Everyone at the retreat, unfortunately, has a story similar to Tiffany. One lost her husband in the Twin Towers on September 11, 2001; another was 4 months pregnant; another was left to raise 6 children alone. There were 90 very different stories, yet the stories were all similar. Everyone at the retreat lost a spouse; everyone at the retreat was struggling for survival; yet everyone relied on others to help them heal. That’s the power of strong peer support…one survivor helping another along the road to recovery.

“I can relate to everyone I have met this weekend, because somehow, someway, there is a connection,” said Tiffany. The spouses come from all walks of life, but for one weekend they do not have to put on a brave face. If they want to cry, they cry. If they want to laugh, they laugh. And no one judges them for how they are grieving. That, too, is the power of strong peer support.

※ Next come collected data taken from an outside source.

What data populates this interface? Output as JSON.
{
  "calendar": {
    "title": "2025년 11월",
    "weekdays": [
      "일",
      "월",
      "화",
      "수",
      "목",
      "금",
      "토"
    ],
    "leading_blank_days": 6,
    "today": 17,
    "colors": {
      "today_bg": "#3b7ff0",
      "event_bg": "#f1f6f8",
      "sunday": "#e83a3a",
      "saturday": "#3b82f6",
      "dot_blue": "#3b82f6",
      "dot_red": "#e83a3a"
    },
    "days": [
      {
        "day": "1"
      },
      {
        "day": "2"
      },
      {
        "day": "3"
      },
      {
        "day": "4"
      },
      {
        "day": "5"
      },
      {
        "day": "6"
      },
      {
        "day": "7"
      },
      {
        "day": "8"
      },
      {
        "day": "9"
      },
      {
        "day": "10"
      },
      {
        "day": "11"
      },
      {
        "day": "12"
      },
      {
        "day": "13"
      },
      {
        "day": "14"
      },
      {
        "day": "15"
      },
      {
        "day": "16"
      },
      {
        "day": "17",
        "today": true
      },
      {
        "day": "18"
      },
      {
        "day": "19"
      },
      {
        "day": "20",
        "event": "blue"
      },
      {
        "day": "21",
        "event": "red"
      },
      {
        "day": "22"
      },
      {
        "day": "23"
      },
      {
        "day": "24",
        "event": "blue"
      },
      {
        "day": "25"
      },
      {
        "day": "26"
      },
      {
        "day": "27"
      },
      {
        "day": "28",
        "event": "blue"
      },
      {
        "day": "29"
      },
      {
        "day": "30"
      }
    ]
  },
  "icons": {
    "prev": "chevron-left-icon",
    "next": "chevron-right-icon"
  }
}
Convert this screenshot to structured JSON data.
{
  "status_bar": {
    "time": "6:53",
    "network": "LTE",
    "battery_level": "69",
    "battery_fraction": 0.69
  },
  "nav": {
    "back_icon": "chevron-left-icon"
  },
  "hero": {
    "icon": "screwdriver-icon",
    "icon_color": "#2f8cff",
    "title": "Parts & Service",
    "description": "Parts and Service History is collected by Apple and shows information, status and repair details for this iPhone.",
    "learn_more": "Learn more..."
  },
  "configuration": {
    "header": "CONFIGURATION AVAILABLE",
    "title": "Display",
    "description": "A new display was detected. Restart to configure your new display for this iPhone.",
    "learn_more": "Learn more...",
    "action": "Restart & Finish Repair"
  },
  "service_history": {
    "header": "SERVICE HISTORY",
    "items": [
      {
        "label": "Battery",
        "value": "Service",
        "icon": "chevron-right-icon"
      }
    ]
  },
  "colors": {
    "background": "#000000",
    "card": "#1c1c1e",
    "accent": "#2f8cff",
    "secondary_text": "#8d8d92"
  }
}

And strong peer support is the foundation of Concerns of Police Survivors. Coupled with professional counseling, you can actually see a difference in the faces of the surviving spouses after just a weekend of support, counseling and challenges. They learn to live again at C.O.P.S. functions so that they can love again, knowing that healing is not forgetting. They develop a new sense of trust, an inner strength to overcome obstacles, and they have made new life-long friends. These new friends will be the best of friends; yet friends they wish they never met….because you see, the price they’ve paid is devastatingly high. Aside from Spouses Retreat, C.O.P.S. also holds a Kids Camp for surviving children 6-14, Outward Bound® for surviving children 15-20, Adult Children Retreats, Siblings’ Retreat, Parents’ Retreat, In-Laws’ Retreat, and coming in 2010 an Affected Co-Workers Retreat.

Tiffany says, “I now want to take my boys to C.O.P.S. Kids Camp. We went to National Police Week in 2008, they had great activities and they boys had a blast.” The healing, love, and life renewed experienced at C.O.P.S.’ events helps C.O.P.S. to meet its mission of rebuilding shattered lives of America’s law enforcement surviving families. Just ask 25-year-old Tiffany Cortez.